Curly on the Rack is a 1958 Australian play by Ru Pullan set in Rabaul after World War II.

It was presented by the Elizabethan Theatre Trust at a time when production of Australian plays was rare. However the play was considered a critical and commercial disappointment after the Trust's previous two Australian dramas, The Shifting Heart and Summer of the Seventeenth Doll.

==Plot==
After World War Two, two brothers, the tough Max and the gentler Harry, live in Rabaul with their sister Pet, salvaging wartime equipment. Their truck driver, Curly, waits for his opportunity to recover £10,000 he planted on a nearby island during the Japanese invasion along with a fellow soldier called Scobie.

Scobie arrives, having lost both his legs during the war, demanding his half of the money. Smith, a philosophical drunk, comments on the action.

==Cast of original production==
- Stewart Ginn as Scobie
- John Gray as Smith
- Coralie Neville as Pet Finton
- Max Osbiston as Harry
- Grant Taylor as Max Finton
- Ken Wayne as Harry Finton
- Owen Weingott as Tim, a ship's captain

==Background==
Pullan was an experienced radio writer. The play came about from a discussion he had with a friend about treasure left behind in New Guinea during the war.

==Reception==

Ad in SMH 23 Aug 1958

Reviewing the original production, The Bulletin said "the dramatic cliches and tortuous contrivings that go with resolving the situations are rather less than bearable, and the scene wherein Scobie recovers his manhood and Max reveals his yellow streak must be one of the most preposterous bits of hoo-ha served to an audience for many a day."

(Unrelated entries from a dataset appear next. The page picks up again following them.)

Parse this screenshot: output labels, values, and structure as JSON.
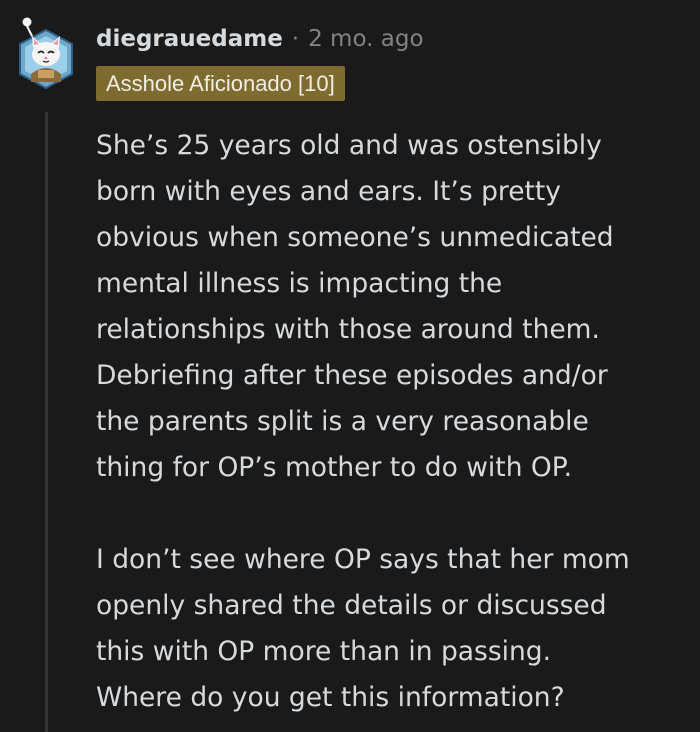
{
  "comment": {
    "author": "diegrauedame",
    "separator": "·",
    "timestamp": "2 mo. ago",
    "flair": "Asshole Aficionado [10]",
    "avatar_icon": "cat-avatar-icon",
    "paragraphs": [
      {
        "lines": [
          "She’s 25 years old and was ostensibly",
          "born with eyes and ears. It’s pretty",
          "obvious when someone’s unmedicated",
          "mental illness is impacting the",
          "relationships with those around them.",
          "Debriefing after these episodes and/or",
          "the parents split is a very reasonable",
          "thing for OP’s mother to do with OP."
        ]
      },
      {
        "lines": [
          "I don’t see where OP says that her mom",
          "openly shared the details or discussed",
          "this with OP more than in passing.",
          "Where do you get this information?"
        ]
      }
    ]
  },
  "colors": {
    "background": "#1a1a1b",
    "text": "#d7dadc",
    "muted": "#818384",
    "flair_bg": "#7d6b2f",
    "thread_line": "#343536"
  }
}
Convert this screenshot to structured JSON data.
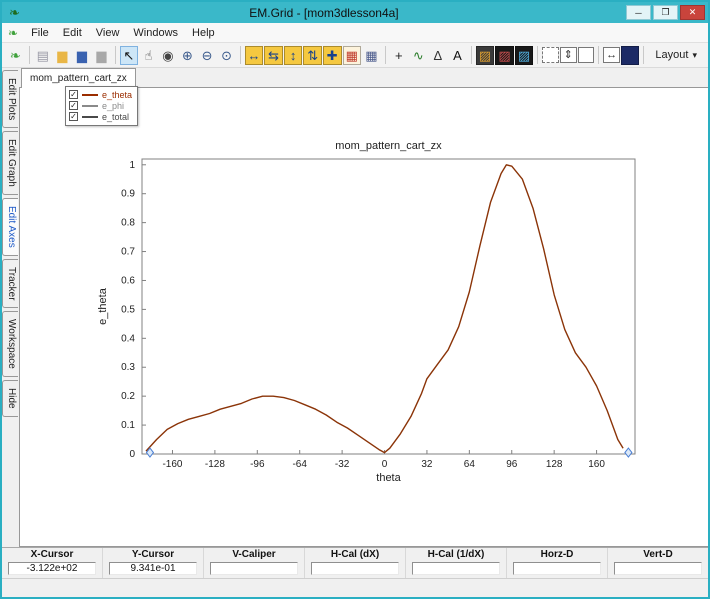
{
  "window": {
    "title": "EM.Grid - [mom3dlesson4a]",
    "icon_glyph": "❧",
    "titlebar_color": "#3ab8c9",
    "buttons": {
      "minimize": "─",
      "maximize": "❐",
      "close": "✕"
    }
  },
  "menu": {
    "items": [
      "File",
      "Edit",
      "View",
      "Windows",
      "Help"
    ]
  },
  "toolbar": {
    "items": [
      {
        "name": "app-leaf-icon",
        "glyph": "❧",
        "fg": "#3fa13b"
      },
      {
        "name": "sep"
      },
      {
        "name": "new-file-icon",
        "glyph": "▤",
        "fg": "#9a9aa6"
      },
      {
        "name": "open-folder-icon",
        "glyph": "▆",
        "fg": "#e9b646"
      },
      {
        "name": "save-icon",
        "glyph": "▆",
        "fg": "#3a62b0"
      },
      {
        "name": "print-icon",
        "glyph": "▆",
        "fg": "#a8a8a8"
      },
      {
        "name": "sep"
      },
      {
        "name": "select-cursor-icon",
        "glyph": "↖",
        "fg": "#111111",
        "active": true
      },
      {
        "name": "pan-hand-icon",
        "glyph": "☝",
        "fg": "#444444"
      },
      {
        "name": "track-cursor-icon",
        "glyph": "◉",
        "fg": "#444444"
      },
      {
        "name": "zoom-in-icon",
        "glyph": "⊕",
        "fg": "#3a5a8c"
      },
      {
        "name": "zoom-out-icon",
        "glyph": "⊖",
        "fg": "#3a5a8c"
      },
      {
        "name": "zoom-window-icon",
        "glyph": "⊙",
        "fg": "#3a5a8c"
      },
      {
        "name": "sep"
      },
      {
        "name": "x-full-scale-icon",
        "glyph": "↔",
        "fg": "#18418c",
        "bg": "#f5c840"
      },
      {
        "name": "x-expand-icon",
        "glyph": "⇆",
        "fg": "#18418c",
        "bg": "#f5c840"
      },
      {
        "name": "y-full-scale-icon",
        "glyph": "↕",
        "fg": "#18418c",
        "bg": "#f5c840"
      },
      {
        "name": "y-expand-icon",
        "glyph": "⇅",
        "fg": "#18418c",
        "bg": "#f5c840"
      },
      {
        "name": "xy-full-scale-icon",
        "glyph": "✚",
        "fg": "#18418c",
        "bg": "#f5c840"
      },
      {
        "name": "autoscale-plot-icon",
        "glyph": "▦",
        "fg": "#c03a2a",
        "bg": "#fdf3dc"
      },
      {
        "name": "grid-toggle-icon",
        "glyph": "▦",
        "fg": "#4a5a8c"
      },
      {
        "name": "sep"
      },
      {
        "name": "add-cursor-icon",
        "glyph": "+",
        "fg": "#222222"
      },
      {
        "name": "curve-fit-icon",
        "glyph": "∿",
        "fg": "#2a7d2a"
      },
      {
        "name": "delta-marker-icon",
        "glyph": "Δ",
        "fg": "#333333"
      },
      {
        "name": "text-annotation-icon",
        "glyph": "A",
        "fg": "#111111"
      },
      {
        "name": "sep"
      },
      {
        "name": "colormap-image-icon",
        "glyph": "▨",
        "fg": "#e0a030",
        "bg": "#3a3a3a"
      },
      {
        "name": "image-plot-icon",
        "glyph": "▨",
        "fg": "#d05050",
        "bg": "#181818"
      },
      {
        "name": "surface-plot-icon",
        "glyph": "▨",
        "fg": "#50b0e0",
        "bg": "#181818"
      },
      {
        "name": "sep"
      },
      {
        "name": "select-region-icon",
        "glyph": "",
        "dashed": true
      },
      {
        "name": "v-caliper-icon",
        "glyph": "⇕",
        "fg": "#333333",
        "boxed": true
      },
      {
        "name": "annotation-box-icon",
        "glyph": "",
        "boxed": true
      },
      {
        "name": "sep"
      },
      {
        "name": "h-caliper-icon",
        "glyph": "↔",
        "fg": "#333333",
        "boxed": true
      },
      {
        "name": "line-color-swatch",
        "glyph": "",
        "bg": "#1c2a66"
      },
      {
        "name": "sep"
      },
      {
        "name": "layout-dropdown",
        "type": "dropdown",
        "label": "Layout",
        "caret": "▾"
      }
    ]
  },
  "sidebar": {
    "tabs": [
      {
        "label": "Edit Plots"
      },
      {
        "label": "Edit Graph"
      },
      {
        "label": "Edit Axes",
        "active": true
      },
      {
        "label": "Tracker"
      },
      {
        "label": "Workspace"
      },
      {
        "label": "Hide"
      }
    ]
  },
  "doc_tab": "mom_pattern_cart_zx",
  "legend": {
    "check_glyph": "✓",
    "items": [
      {
        "label": "e_theta",
        "color": "#9b2d00",
        "checked": true
      },
      {
        "label": "e_phi",
        "color": "#8a8a8a",
        "checked": true
      },
      {
        "label": "e_total",
        "color": "#4a4a4a",
        "checked": true
      }
    ]
  },
  "chart_data": {
    "type": "line",
    "title": "mom_pattern_cart_zx",
    "xlabel": "theta",
    "ylabel": "e_theta",
    "xlim": [
      -183,
      189
    ],
    "ylim": [
      0,
      1.02
    ],
    "x_ticks": [
      -160,
      -128,
      -96,
      -64,
      -32,
      0,
      32,
      64,
      96,
      128,
      160
    ],
    "y_ticks": [
      0,
      0.1,
      0.2,
      0.3,
      0.4,
      0.5,
      0.6,
      0.7,
      0.8,
      0.9,
      1
    ],
    "grid": false,
    "legend_position": "top-left",
    "axis_color": "#808080",
    "text_color": "#222222",
    "series": [
      {
        "name": "e_theta",
        "color": "#8b3408",
        "x": [
          -180,
          -172,
          -164,
          -156,
          -148,
          -140,
          -132,
          -124,
          -116,
          -108,
          -100,
          -92,
          -84,
          -76,
          -68,
          -60,
          -52,
          -44,
          -36,
          -28,
          -20,
          -12,
          -4,
          0,
          4,
          12,
          20,
          28,
          32,
          40,
          48,
          56,
          64,
          72,
          80,
          88,
          92,
          96,
          104,
          112,
          120,
          128,
          136,
          144,
          152,
          160,
          168,
          176,
          180
        ],
        "y": [
          0.01,
          0.05,
          0.085,
          0.105,
          0.12,
          0.13,
          0.14,
          0.155,
          0.165,
          0.175,
          0.19,
          0.2,
          0.2,
          0.195,
          0.185,
          0.17,
          0.155,
          0.135,
          0.11,
          0.09,
          0.065,
          0.04,
          0.015,
          0.005,
          0.02,
          0.07,
          0.13,
          0.21,
          0.26,
          0.31,
          0.36,
          0.44,
          0.56,
          0.72,
          0.87,
          0.97,
          1,
          0.995,
          0.95,
          0.85,
          0.71,
          0.55,
          0.43,
          0.35,
          0.3,
          0.235,
          0.15,
          0.05,
          0.02
        ]
      }
    ],
    "cursor_markers": [
      {
        "x": -177,
        "y": 0.005
      },
      {
        "x": 184,
        "y": 0.005
      }
    ],
    "marker_color": "#4a7fd4"
  },
  "status_bar": {
    "columns": [
      {
        "header": "X-Cursor",
        "value": "-3.122e+02"
      },
      {
        "header": "Y-Cursor",
        "value": "9.341e-01"
      },
      {
        "header": "V-Caliper",
        "value": ""
      },
      {
        "header": "H-Cal (dX)",
        "value": ""
      },
      {
        "header": "H-Cal (1/dX)",
        "value": ""
      },
      {
        "header": "Horz-D",
        "value": ""
      },
      {
        "header": "Vert-D",
        "value": ""
      }
    ]
  }
}
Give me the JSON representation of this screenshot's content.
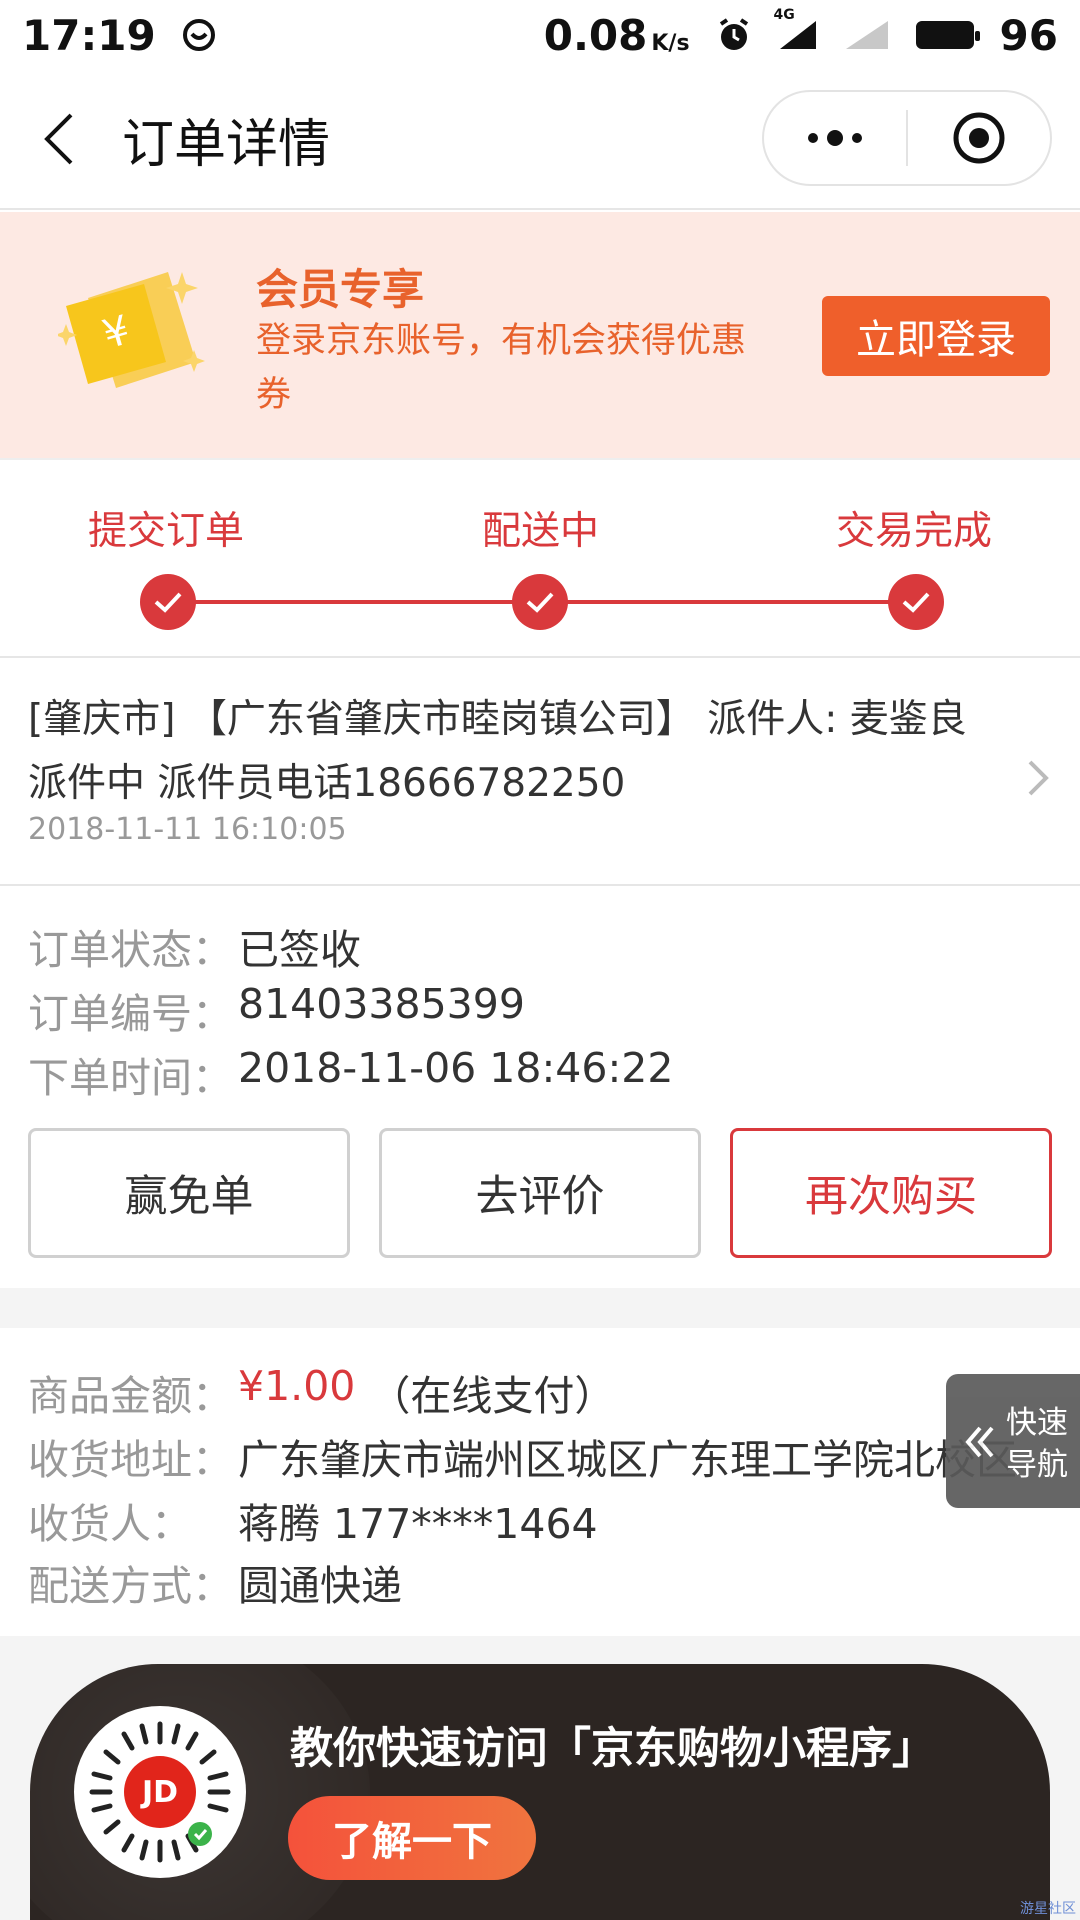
{
  "status_bar": {
    "time": "17:19",
    "speed": "0.08",
    "speed_unit": "K/s",
    "network": "4G",
    "battery": "96"
  },
  "nav": {
    "title": "订单详情"
  },
  "member": {
    "title": "会员专享",
    "desc": "登录京东账号，有机会获得优惠券",
    "login_label": "立即登录"
  },
  "progress": {
    "steps": [
      {
        "label": "提交订单"
      },
      {
        "label": "配送中"
      },
      {
        "label": "交易完成"
      }
    ],
    "color": "#d9393c"
  },
  "logistics": {
    "text": "[肇庆市] 【广东省肇庆市睦岗镇公司】 派件人: 麦鉴良 派件中 派件员电话18666782250",
    "time": "2018-11-11 16:10:05"
  },
  "order": {
    "status_label": "订单状态：",
    "status": "已签收",
    "number_label": "订单编号：",
    "number": "81403385399",
    "time_label": "下单时间：",
    "time": "2018-11-06 18:46:22"
  },
  "actions": {
    "free_label": "赢免单",
    "review_label": "去评价",
    "rebuy_label": "再次购买"
  },
  "delivery": {
    "amount_label": "商品金额：",
    "amount": "¥1.00",
    "pay_method": "（在线支付）",
    "address_label": "收货地址：",
    "address": "广东肇庆市端州区城区广东理工学院北校区",
    "receiver_label": "收货人：",
    "receiver": "蒋腾 177****1464",
    "ship_label": "配送方式：",
    "ship": "圆通快递"
  },
  "float_nav": {
    "label": "快速导航"
  },
  "promo": {
    "title": "教你快速访问「京东购物小程序」",
    "button": "了解一下",
    "badge": "JD"
  },
  "watermark": "游星社区"
}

The Sydney Morning Herald said the play "ran a wayward course through melodramatic shallows" and "had an entertaining enough adventure yarn to tell, but Mr Pullan seemed unable to develop the issues of his intriguing first act in a rich way through the stationary second, and then abandoned adventure to turn his third act into a much too rapid, much too tritely tremulous, much too improbable study of a wrecked man's redemption into full and confident manhood." The paper's reviewer added that the "dialogue had the surface fluency to be expected of an experienced hand in day-to-day radio writing, but the play...had something of radio's way of forcing over-heated dramatics into situations that could seem more plausible if allowed to generate more stealthily."

Bruce Grant of The Age felt the play was "undistinguished" with "some of the most predictable action ever seen on stage... it is very much a production of radio people... ordinary to the point of embarrassment". Grant later elaborated that the problem was not that the play fails to be distinguished but that "it fails to be an ordinary play."

Leslie Rees later called the play "an immediate failure... sloppily written, novelettish and second-rate. It played to empty houses and quickly lost over £5,000 for the Trust. Such a failure illustrated how easily managements that are supposed to be highly skilled in evaluating plays can make woeful mistakes." The Trust Annual Report confirmed the production lost £5,621.

Melbourne theatre critic listed this play along with Lola Montez and The Multi Coloured Umbrella as plays presented by the Trust that would have been more suitable to smaller theatres. Leslie Rees also argued that if the play had been trialled at a smaller venue its flaws may have been corrected.

==Radio adaptation==
The play was adapted for Australian radio in 1960. Pullan adapted the play himself and the roles were played by John Ewart (Curly), Stewart Ginn (Scobie) and John Gray (Smith).